Two damning reports covering the cryptocurrency industry and the use of initial coin offerings (ICOs) as fundraising methods have been released.
The reports, from cryptocurrency venture capital firm Outlier Ventures and crypto ratings agency ICORating, indicate that growth in the space is slowing down in the face of common failures and possible scams.
Among the key findings, it was revealed that startup companies have raised almost 50% less using the ICO method in the third quarter of 2018 in relation to the second.
In one particularly damning statistic, it was revealed that three quarters of firms using the tool to raise cash had no assets other than simply an idea.
The reports also took into account the number of ICOs which worked, and the number that didn’t.
Overall, it was revealed that 64% of ICOs which were attempted actually ended up failing. Nearly a fifth of firms which actually did benefit from ICO cash later went on to remove their social media profiles, which indicates that they may well have been scams.
However, the total amount of cash raised by ICOs is still high.
According to ICO Rating, the total amount raised in the third quarter of the year was $1,819,585,090. In total, 597 projects were involved.

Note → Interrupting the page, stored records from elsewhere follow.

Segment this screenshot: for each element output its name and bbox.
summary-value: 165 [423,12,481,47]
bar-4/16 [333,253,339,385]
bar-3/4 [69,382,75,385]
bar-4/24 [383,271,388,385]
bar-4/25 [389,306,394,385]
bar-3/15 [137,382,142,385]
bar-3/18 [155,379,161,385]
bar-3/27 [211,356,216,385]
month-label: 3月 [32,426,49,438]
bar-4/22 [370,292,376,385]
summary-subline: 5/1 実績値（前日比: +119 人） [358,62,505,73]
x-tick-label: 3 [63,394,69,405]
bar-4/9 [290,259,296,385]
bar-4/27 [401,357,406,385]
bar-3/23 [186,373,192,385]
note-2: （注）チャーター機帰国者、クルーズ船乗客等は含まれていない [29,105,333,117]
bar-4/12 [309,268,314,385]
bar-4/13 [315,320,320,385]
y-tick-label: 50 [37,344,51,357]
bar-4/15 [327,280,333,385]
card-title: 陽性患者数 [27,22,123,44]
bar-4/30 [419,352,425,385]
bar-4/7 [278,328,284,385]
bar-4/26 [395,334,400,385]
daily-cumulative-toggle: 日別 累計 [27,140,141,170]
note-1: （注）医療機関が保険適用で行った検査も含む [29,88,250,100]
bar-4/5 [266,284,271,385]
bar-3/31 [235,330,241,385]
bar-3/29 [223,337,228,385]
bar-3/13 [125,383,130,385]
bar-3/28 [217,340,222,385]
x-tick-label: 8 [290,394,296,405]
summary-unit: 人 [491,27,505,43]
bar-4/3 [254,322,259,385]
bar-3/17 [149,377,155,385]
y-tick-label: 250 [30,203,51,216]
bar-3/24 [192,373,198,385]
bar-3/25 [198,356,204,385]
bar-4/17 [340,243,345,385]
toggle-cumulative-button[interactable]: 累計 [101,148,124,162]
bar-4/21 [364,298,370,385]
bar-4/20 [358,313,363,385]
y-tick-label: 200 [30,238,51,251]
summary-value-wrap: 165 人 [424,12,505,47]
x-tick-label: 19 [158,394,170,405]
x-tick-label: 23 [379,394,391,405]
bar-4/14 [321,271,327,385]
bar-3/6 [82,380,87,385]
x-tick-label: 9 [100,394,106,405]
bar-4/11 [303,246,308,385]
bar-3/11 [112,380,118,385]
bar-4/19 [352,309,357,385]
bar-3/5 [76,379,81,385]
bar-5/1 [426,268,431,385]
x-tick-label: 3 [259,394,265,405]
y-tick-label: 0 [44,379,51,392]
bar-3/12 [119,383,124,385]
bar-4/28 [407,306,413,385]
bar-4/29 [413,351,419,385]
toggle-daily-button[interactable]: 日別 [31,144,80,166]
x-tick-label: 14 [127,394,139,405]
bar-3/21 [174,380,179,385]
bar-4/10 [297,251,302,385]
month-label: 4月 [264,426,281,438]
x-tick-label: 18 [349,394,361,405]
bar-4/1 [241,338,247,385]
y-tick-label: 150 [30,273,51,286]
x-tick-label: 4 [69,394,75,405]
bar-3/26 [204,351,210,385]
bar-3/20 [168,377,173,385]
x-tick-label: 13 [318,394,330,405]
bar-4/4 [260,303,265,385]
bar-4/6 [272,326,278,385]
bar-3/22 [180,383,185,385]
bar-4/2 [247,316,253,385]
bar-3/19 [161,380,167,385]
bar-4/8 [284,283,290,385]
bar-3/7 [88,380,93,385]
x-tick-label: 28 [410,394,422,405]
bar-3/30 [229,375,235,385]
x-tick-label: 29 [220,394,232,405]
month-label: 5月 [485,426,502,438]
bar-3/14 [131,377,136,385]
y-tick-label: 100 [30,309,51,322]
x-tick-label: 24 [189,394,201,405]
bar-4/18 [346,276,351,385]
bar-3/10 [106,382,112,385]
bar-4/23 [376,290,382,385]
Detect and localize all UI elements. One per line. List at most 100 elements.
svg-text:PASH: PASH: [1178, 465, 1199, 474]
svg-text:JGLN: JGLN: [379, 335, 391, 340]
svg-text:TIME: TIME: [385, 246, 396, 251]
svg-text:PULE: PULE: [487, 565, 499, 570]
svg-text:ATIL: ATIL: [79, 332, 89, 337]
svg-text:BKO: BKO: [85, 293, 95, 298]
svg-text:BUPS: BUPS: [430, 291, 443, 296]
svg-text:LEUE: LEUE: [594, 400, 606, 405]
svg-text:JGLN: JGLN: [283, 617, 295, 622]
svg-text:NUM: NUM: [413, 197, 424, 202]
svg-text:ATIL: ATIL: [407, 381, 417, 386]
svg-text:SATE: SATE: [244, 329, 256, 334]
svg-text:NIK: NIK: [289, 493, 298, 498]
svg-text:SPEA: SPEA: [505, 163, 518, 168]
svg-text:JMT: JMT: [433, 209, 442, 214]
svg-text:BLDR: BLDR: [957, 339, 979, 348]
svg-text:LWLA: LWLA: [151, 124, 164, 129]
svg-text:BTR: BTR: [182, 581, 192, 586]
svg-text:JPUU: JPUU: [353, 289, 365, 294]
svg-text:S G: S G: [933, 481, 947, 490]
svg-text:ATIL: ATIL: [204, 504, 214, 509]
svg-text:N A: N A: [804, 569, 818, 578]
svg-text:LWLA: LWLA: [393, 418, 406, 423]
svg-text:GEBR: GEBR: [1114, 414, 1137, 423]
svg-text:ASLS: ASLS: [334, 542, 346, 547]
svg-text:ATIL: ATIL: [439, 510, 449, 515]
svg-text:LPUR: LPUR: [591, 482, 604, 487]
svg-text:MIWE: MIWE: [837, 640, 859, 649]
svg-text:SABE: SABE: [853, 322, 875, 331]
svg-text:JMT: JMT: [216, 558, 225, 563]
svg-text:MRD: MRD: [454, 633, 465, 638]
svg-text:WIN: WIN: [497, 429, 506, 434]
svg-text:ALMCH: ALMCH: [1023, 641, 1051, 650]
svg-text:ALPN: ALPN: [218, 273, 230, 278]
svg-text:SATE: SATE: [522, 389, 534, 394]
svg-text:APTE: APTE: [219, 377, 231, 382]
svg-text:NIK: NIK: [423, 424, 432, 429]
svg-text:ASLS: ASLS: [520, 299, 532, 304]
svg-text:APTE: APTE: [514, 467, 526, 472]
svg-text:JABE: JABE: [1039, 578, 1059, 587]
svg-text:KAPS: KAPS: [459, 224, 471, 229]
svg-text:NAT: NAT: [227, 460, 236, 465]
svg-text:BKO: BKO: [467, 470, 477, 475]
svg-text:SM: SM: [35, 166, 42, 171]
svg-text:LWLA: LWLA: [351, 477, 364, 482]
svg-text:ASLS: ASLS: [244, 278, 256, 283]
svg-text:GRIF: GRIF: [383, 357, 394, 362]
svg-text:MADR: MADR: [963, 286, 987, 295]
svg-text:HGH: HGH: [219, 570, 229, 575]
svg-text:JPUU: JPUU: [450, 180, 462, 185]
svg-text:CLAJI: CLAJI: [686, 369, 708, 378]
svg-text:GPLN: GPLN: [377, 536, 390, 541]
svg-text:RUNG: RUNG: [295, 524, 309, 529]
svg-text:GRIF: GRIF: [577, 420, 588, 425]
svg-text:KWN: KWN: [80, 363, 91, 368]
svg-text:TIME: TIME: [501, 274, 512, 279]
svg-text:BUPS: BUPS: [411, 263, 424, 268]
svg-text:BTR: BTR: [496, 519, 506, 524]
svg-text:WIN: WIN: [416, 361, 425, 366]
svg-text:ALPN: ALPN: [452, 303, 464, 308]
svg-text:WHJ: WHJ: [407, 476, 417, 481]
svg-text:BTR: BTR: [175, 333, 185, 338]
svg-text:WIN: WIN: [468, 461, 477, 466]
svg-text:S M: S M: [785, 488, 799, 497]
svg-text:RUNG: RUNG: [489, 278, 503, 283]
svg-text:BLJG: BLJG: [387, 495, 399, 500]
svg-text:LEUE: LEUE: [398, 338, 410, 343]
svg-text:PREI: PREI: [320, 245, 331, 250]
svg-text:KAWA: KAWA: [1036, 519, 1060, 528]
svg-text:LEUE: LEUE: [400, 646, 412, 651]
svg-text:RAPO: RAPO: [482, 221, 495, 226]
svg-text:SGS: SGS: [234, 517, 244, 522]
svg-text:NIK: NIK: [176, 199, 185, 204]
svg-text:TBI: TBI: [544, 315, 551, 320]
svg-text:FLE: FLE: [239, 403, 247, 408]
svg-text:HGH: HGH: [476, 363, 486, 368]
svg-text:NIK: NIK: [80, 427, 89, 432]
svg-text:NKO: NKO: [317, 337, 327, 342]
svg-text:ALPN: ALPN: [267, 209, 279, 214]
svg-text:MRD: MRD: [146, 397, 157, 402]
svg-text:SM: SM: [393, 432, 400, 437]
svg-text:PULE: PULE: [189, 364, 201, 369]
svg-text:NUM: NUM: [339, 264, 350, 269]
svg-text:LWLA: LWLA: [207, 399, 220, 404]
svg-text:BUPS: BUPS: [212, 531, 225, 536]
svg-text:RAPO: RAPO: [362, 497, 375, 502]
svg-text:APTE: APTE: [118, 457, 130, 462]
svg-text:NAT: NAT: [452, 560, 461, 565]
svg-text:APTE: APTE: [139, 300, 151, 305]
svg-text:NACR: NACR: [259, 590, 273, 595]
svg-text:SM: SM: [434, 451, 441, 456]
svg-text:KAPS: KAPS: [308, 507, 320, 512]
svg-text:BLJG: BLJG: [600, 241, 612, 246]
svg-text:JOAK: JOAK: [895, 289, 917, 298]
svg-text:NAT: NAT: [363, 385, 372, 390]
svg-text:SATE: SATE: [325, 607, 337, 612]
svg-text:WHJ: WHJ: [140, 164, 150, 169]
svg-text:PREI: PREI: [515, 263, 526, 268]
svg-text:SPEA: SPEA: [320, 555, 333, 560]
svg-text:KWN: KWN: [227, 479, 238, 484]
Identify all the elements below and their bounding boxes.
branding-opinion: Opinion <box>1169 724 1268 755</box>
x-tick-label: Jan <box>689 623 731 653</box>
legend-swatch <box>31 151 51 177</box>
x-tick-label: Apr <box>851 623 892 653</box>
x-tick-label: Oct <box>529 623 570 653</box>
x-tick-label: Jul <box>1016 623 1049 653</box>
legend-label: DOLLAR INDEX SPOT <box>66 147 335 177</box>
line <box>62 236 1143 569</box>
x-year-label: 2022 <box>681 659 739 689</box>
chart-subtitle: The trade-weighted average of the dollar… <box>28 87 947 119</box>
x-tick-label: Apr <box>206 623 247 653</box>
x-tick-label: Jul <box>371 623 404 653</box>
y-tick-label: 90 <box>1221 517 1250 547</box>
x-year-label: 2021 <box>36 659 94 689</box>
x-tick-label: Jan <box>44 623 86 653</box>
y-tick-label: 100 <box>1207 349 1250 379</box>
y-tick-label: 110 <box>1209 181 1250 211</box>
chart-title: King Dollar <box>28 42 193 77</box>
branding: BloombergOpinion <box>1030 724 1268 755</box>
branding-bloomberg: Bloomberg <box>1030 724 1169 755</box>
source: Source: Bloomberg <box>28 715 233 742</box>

In a statement to Yahoo Finance UK, the founder of Outlier Ventures said that the link between real value and prices on the market had broken down.
“We knew what was happening towards the end of last year was unsustainable”, said Jamie Burke.
He also suggested that there was a disjoint between where the technology is and where the demand is.
“The reason it was unsustainable was a lot of it was not tied to underlying value. Being more technically involved in the industry, we were aware that the hype was running ahead of technology”, he said.
“The market got a bit of itself…all the possibilities that blockchains and distributed ledgers offered, everybody rushed to try and realise those and the capital rushed to follow them.”
“But the reality is the technical cycle is much further behind the market cycle”, he added.
The ICO Rating report also zoomed in on areas of particular geographical interest. Smaller countries with established niche financial systems appeared to be some of the most popular setup destinations.
“We have filtered out countries hosting fewer than 3 projects in order to make the analysis less biased”, the report said.
“Regarding median funds raised, the best results were shown by projects with company registrations in the Cayman Islands and Liechtenstein.”
However, it also said that on the whole, Europe remained the best destination for fundraising, and that Asia was seeing a decline.
“In the third quarter of 2018, the majority of projects were based in Europe, which was the origin for 43% of all projects. Meanwhile, the leader in terms of fundraising was Europe, with 48% of all funds raised. Projects from Asia showed [a] decrease in funds raised (–65%), and a drop in the number of launched projects (–10%).”